Regardless whether the defendant has to pay an income tax on the donations, and if he does it would be a substantial amount, I am concerned whether there is enough money in the account to pay “the substantial anticipated defense expenses.”

O’Mara recently estimated the balance in the account had dropped to around $15,000 and there is no way that that amount will cover “the substantial anticipated defense expenses” as well as the continued living and security expenses.

I suspect the civil suit against NBC was filed with the hope that NBC would settle the case quickly and the settlement amount would be added to the trust account to give some breathing room to the defense team. I doubt the case will settle because the claims against NBC and its reporters, even if true, do not establish that they caused any compensable harm to the defendant. He, and not the reporters, called Trayvon Martin a “fucking asshole” and a “fucking coon.” That is what I hear on the NEN recording and I am not alone. Therefore, that lawsuit is going nowhere.

I do not know if the defense continues to receive donations, but if they have slowed to a trickle as I imagine they have, then the defense is going to have to make a very important decision soon.

Hoping that future donations will be sufficient to pay “the substantial anticipated defense expenses” is not a viable and responsible strategy. It’s called gambling.

Sooner or later and preferably sooner rather than later, I believe the defense is going to have to claim indigency and seek an order permitting the defendant to proceed in forma pauperis. If granted, the court would appoint and compensate defense investigators and experts at substantially reduced rates.
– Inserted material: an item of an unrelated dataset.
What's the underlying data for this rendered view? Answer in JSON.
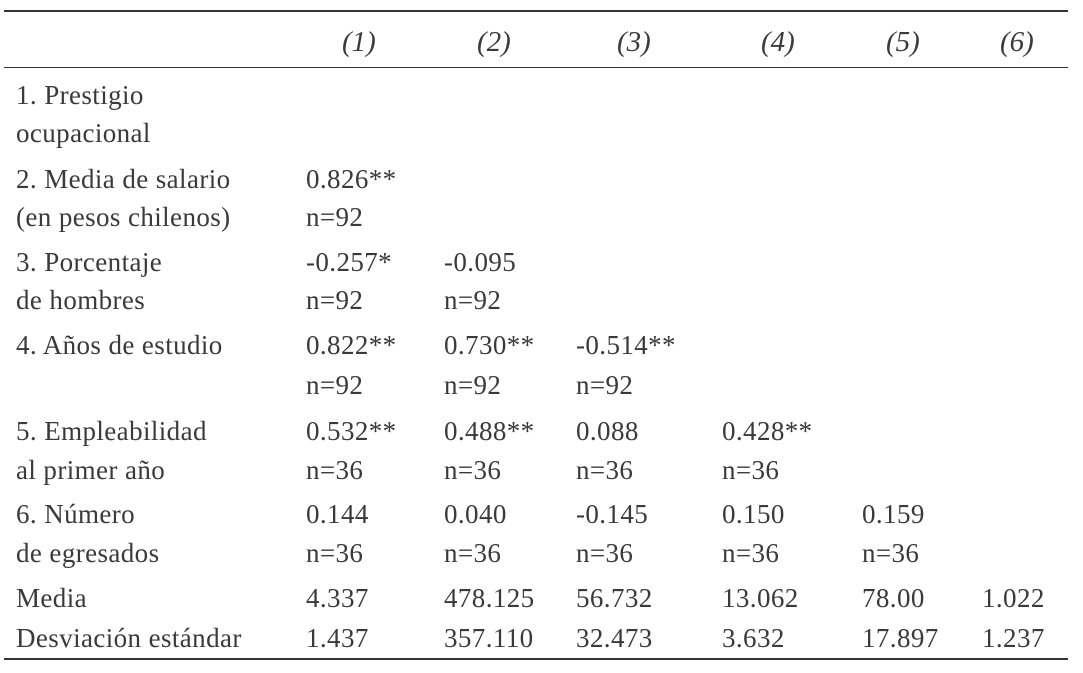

No doubt such a move would cause an enormous loss of face for the defense, but that is infinitely more preferable than proceeding to trial without the assistance of defense investigators or experts.

Moreover, a conviction obtained without the assistance of defense investigators and experts might be reversed for ineffective assistance of counsel and that is a result that no one, except a convicted defendant, would desire.